If a little extra radiation is good for you, what optimum dose should our local health-food store recommend? Work reported from Japan puts it roughly at two "millirems," per day. That's about a tenth of a dental X-ray, or one coast-to-coast jet flight, or a year's worth of standing beside a nuclear plant. For comparison, the level where the net effect becomes harmful is around two rems per day; 50 (note, we're talking rems now, not millirems) causes chronic radiation sickness; 100 is lethal.

Perhaps tablets for those who don't get enough regular exposure wouldn't be a bad idea. A good way to use radioactive waste might be to bury it under radon-deficient homes. And perhaps cereal manufacturers should be required to state on their boxes the percentage of the daily dietary requirement that a portion of their product contributes. After all, if radiation is essential for health in minimum, regular amounts, it meets the accepted definition of a vitamin!

As a further note to put things in perspective, her are some figures comparing radiation exposures experienced by the average American from various sources, natural and man-made.

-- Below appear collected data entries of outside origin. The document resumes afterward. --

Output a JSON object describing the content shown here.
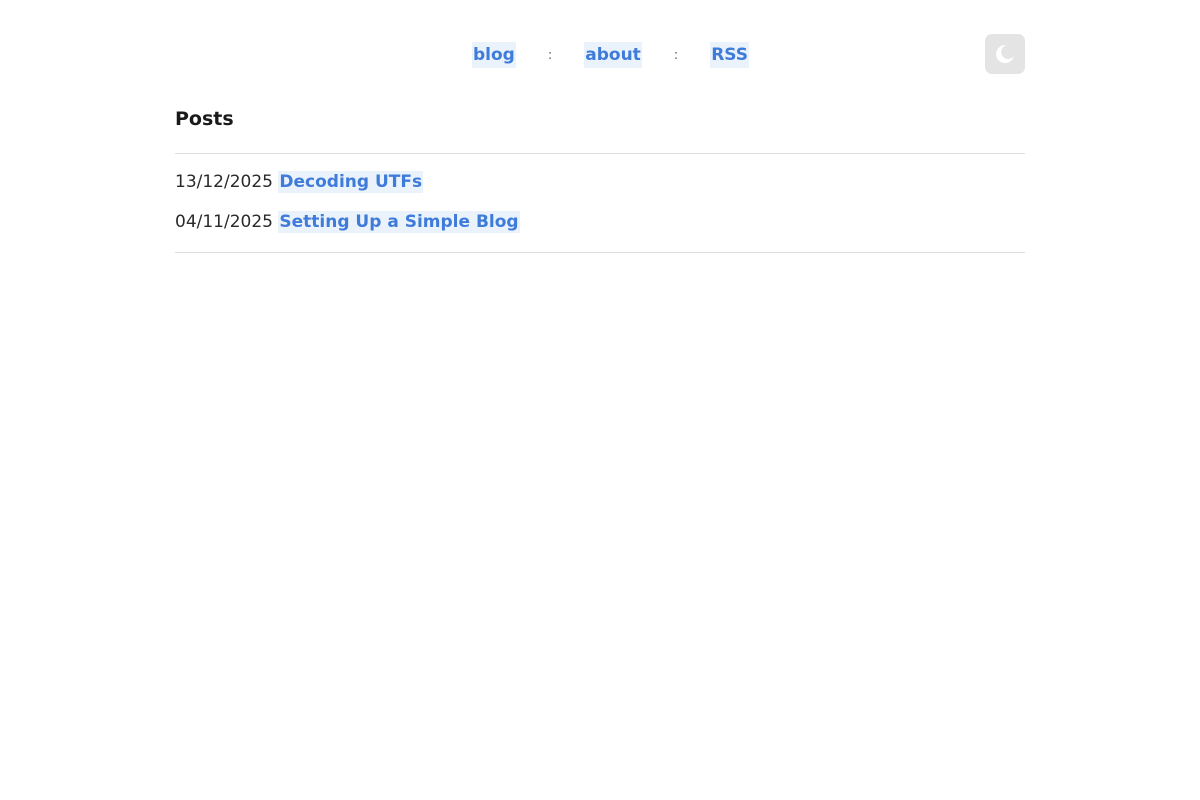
{
  "nav": {
    "links": [
      {
        "label": "blog"
      },
      {
        "label": "about"
      },
      {
        "label": "RSS"
      }
    ],
    "separator": ":",
    "theme_toggle_icon": "moon-icon"
  },
  "posts": {
    "heading": "Posts",
    "items": [
      {
        "date": "13/12/2025",
        "title": "Decoding UTFs"
      },
      {
        "date": "04/11/2025",
        "title": "Setting Up a Simple Blog"
      }
    ]
  },
  "colors": {
    "link": "#3f7bd9",
    "link_highlight": "#eaf2fc",
    "toggle_background": "#e4e4e4",
    "divider": "#dddddd"
  }
}
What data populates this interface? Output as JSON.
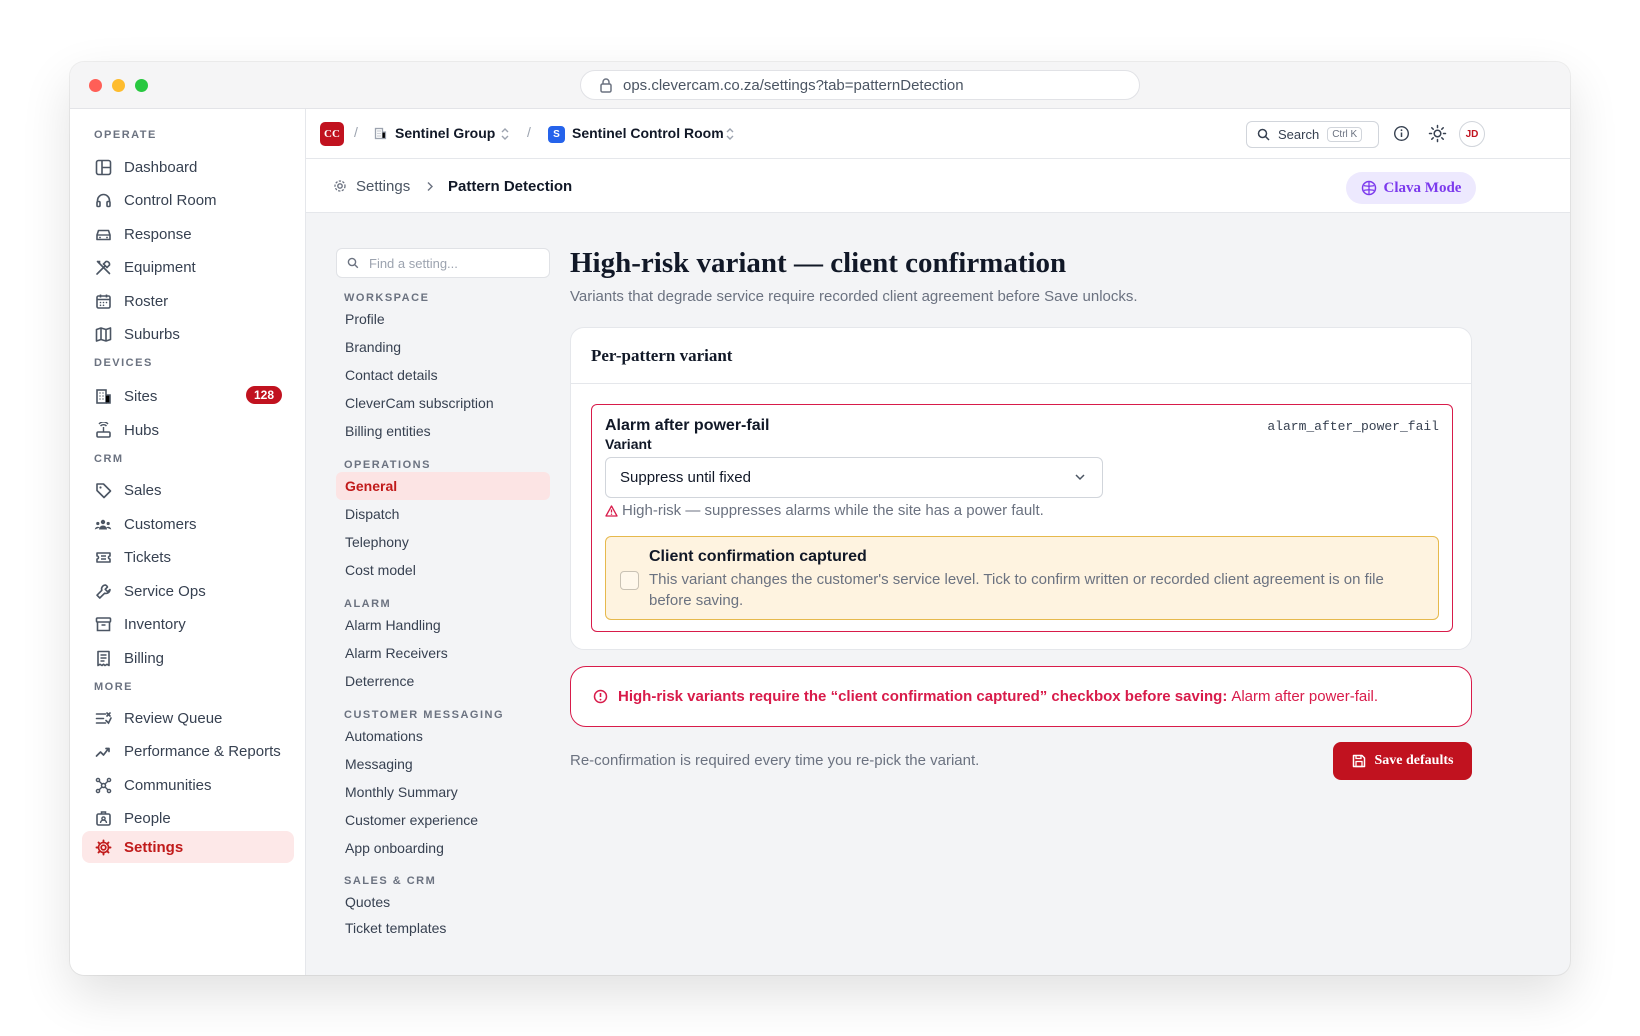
{
  "browser": {
    "url": "ops.clevercam.co.za/settings?tab=patternDetection"
  },
  "sidebar": {
    "sections": [
      {
        "label": "OPERATE"
      },
      {
        "label": "DEVICES"
      },
      {
        "label": "CRM"
      },
      {
        "label": "MORE"
      }
    ],
    "items": [
      {
        "label": "Dashboard",
        "icon": "layout-icon"
      },
      {
        "label": "Control Room",
        "icon": "headset-icon"
      },
      {
        "label": "Response",
        "icon": "car-icon"
      },
      {
        "label": "Equipment",
        "icon": "tools-icon"
      },
      {
        "label": "Roster",
        "icon": "calendar-icon"
      },
      {
        "label": "Suburbs",
        "icon": "map-icon"
      },
      {
        "label": "Sites",
        "icon": "building-icon",
        "badge": "128"
      },
      {
        "label": "Hubs",
        "icon": "router-icon"
      },
      {
        "label": "Sales",
        "icon": "tag-icon"
      },
      {
        "label": "Customers",
        "icon": "users-icon"
      },
      {
        "label": "Tickets",
        "icon": "ticket-icon"
      },
      {
        "label": "Service Ops",
        "icon": "wrench-icon"
      },
      {
        "label": "Inventory",
        "icon": "archive-icon"
      },
      {
        "label": "Billing",
        "icon": "receipt-icon"
      },
      {
        "label": "Review Queue",
        "icon": "list-check-icon"
      },
      {
        "label": "Performance & Reports",
        "icon": "trend-icon"
      },
      {
        "label": "Communities",
        "icon": "network-icon"
      },
      {
        "label": "People",
        "icon": "contacts-icon"
      },
      {
        "label": "Settings",
        "icon": "gear-icon",
        "active": true
      }
    ]
  },
  "topbar": {
    "logo": "CC",
    "sep": "/",
    "org": "Sentinel Group",
    "room_initial": "S",
    "room": "Sentinel Control Room",
    "search_label": "Search",
    "search_kbd": "Ctrl K",
    "avatar": "JD"
  },
  "breadcrumb": {
    "root": "Settings",
    "current": "Pattern Detection",
    "mode_button": "Clava Mode"
  },
  "settings_nav": {
    "placeholder": "Find a setting...",
    "groups": [
      {
        "label": "WORKSPACE",
        "items": [
          "Profile",
          "Branding",
          "Contact details",
          "CleverCam subscription",
          "Billing entities"
        ]
      },
      {
        "label": "OPERATIONS",
        "items": [
          "General",
          "Dispatch",
          "Telephony",
          "Cost model"
        ]
      },
      {
        "label": "ALARM",
        "items": [
          "Alarm Handling",
          "Alarm Receivers",
          "Deterrence"
        ]
      },
      {
        "label": "CUSTOMER MESSAGING",
        "items": [
          "Automations",
          "Messaging",
          "Monthly Summary",
          "Customer experience",
          "App onboarding"
        ]
      },
      {
        "label": "SALES & CRM",
        "items": [
          "Quotes",
          "Ticket templates"
        ]
      }
    ],
    "active": "General"
  },
  "main": {
    "title": "High-risk variant — client confirmation",
    "subtitle": "Variants that degrade service require recorded client agreement before Save unlocks.",
    "card_title": "Per-pattern variant",
    "pattern": {
      "name": "Alarm after power-fail",
      "key": "alarm_after_power_fail",
      "variant_label": "Variant",
      "variant_value": "Suppress until fixed",
      "warning": "High-risk — suppresses alarms while the site has a power fault.",
      "confirm_title": "Client confirmation captured",
      "confirm_text": "This variant changes the customer's service level. Tick to confirm written or recorded client agreement is on file before saving.",
      "confirmed": false
    },
    "error_lead": "High-risk variants require the “client confirmation captured” checkbox before saving:",
    "error_rest": "Alarm after power-fail.",
    "footnote": "Re-confirmation is required every time you re-pick the variant.",
    "save_label": "Save defaults"
  },
  "colors": {
    "brand": "#c1121f",
    "danger": "#d81b4a",
    "warning_bg": "#fef3e0",
    "accent_purple": "#7c3aed"
  }
}
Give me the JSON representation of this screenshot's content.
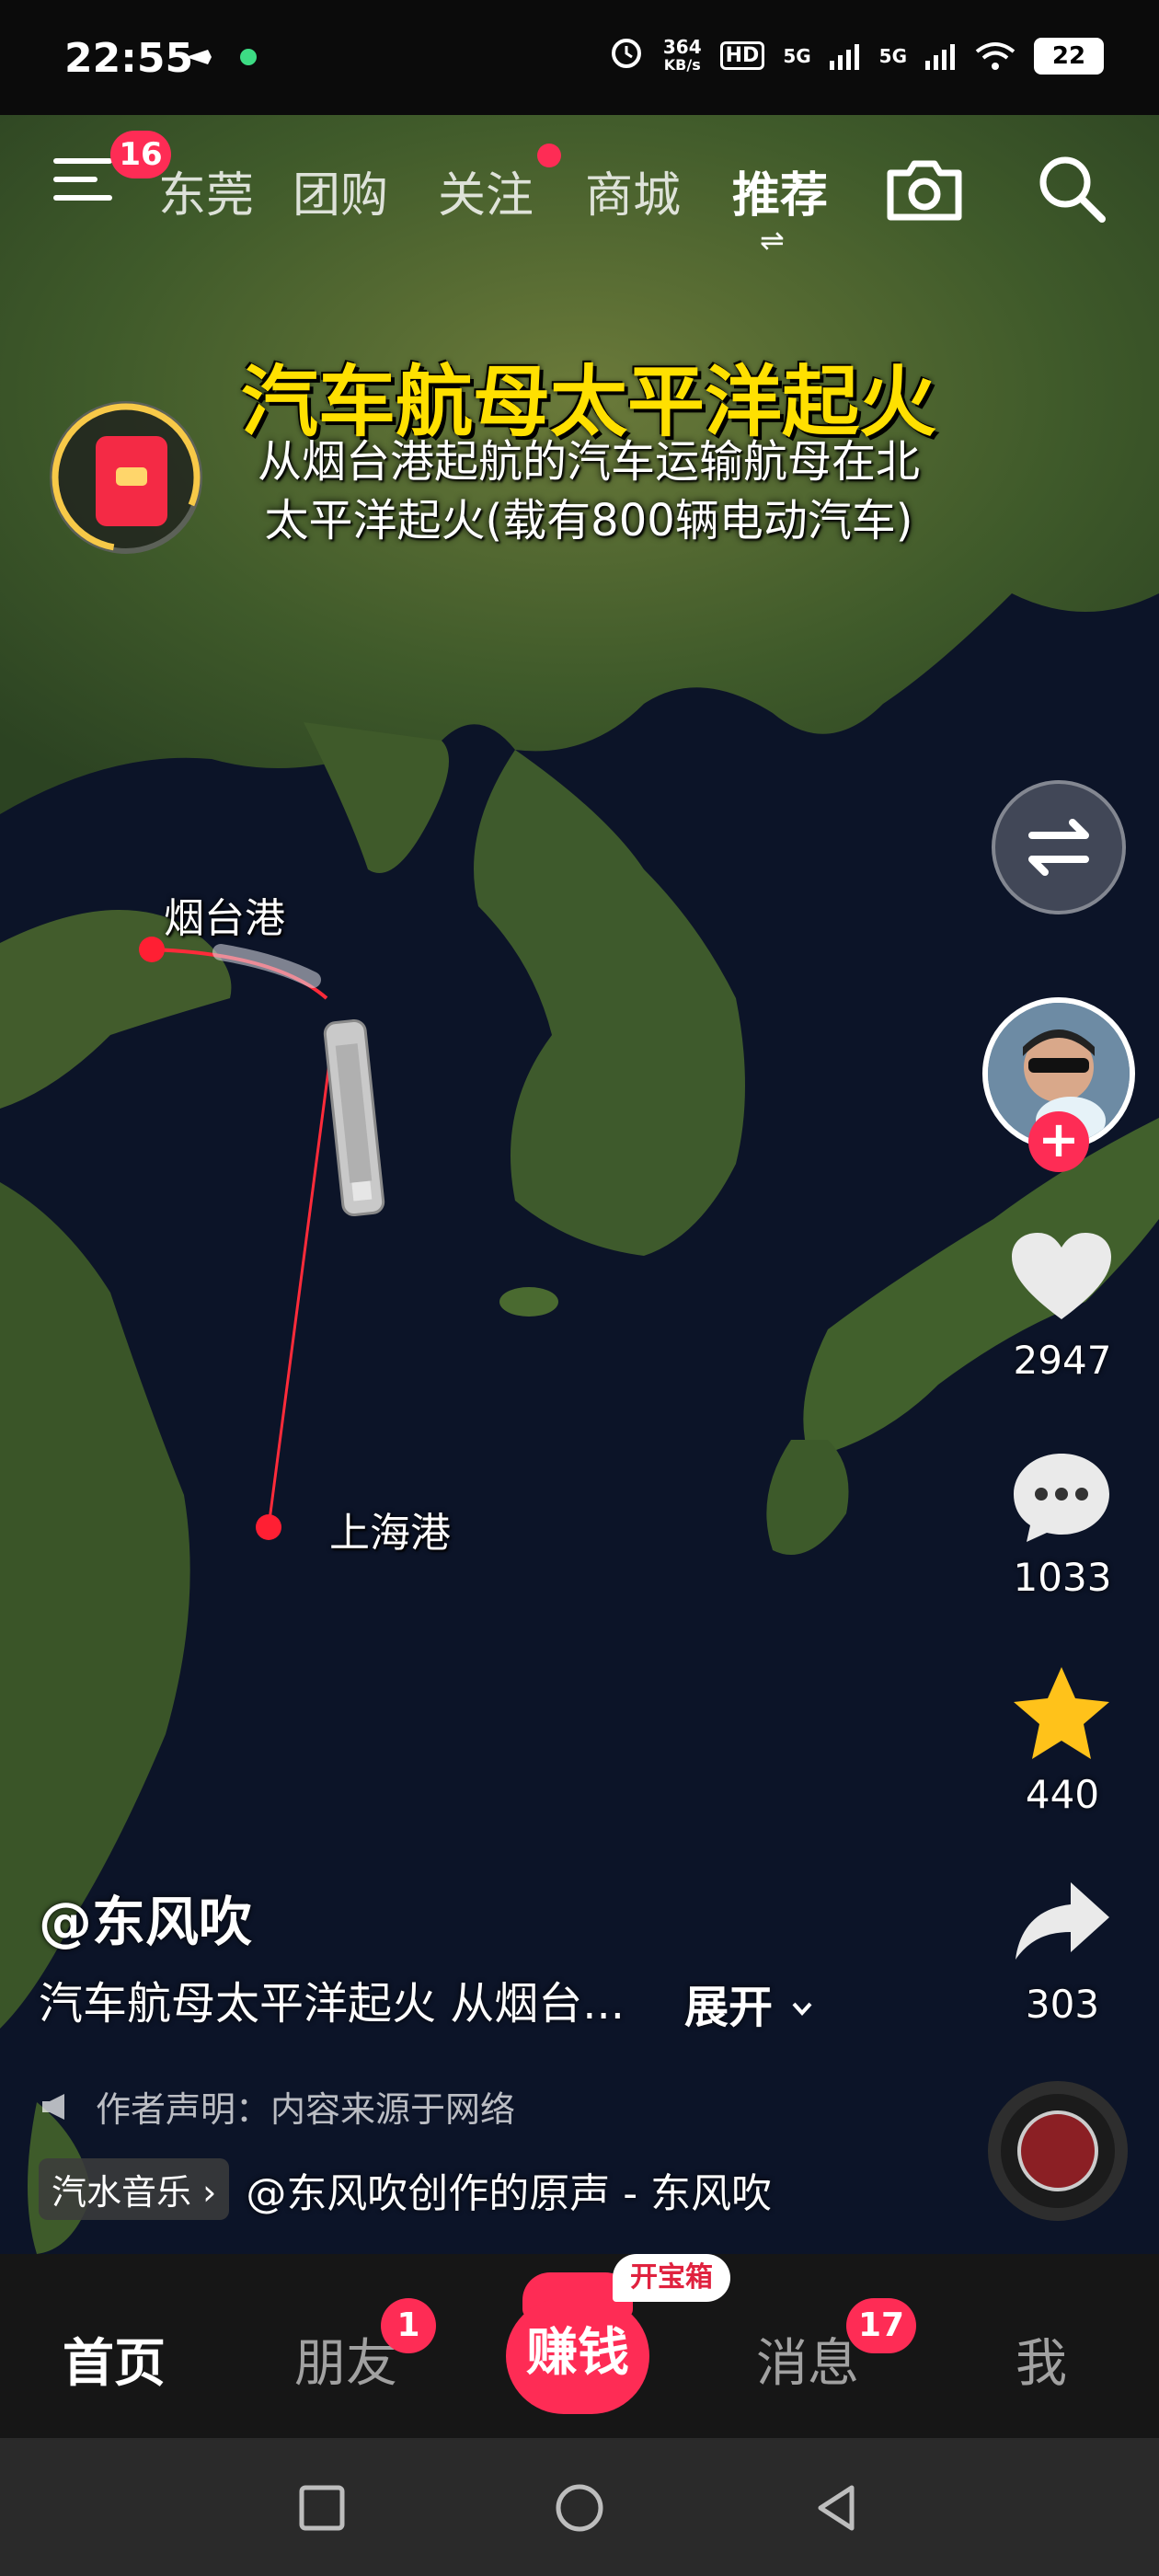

Annual estimated doses in millirems per year:

Ground under your feet60
Cosmic rays40
Bodily internal (potassium & carbon)25
Food and water intake22
Weapons fallout5
Air you breathe2
Coast-coast jet flight2
Nuclear industry0.01

All rocks contain traces of uranium. Radiation from the granite used in Grand Central Station exceeds the NRC limits for nuclear-plant operation. Grand Central Station wouldn't get a license as a nuclear plant. Neither would the piers of the harbor at Dun Laoghaire, near where I live in Ireland.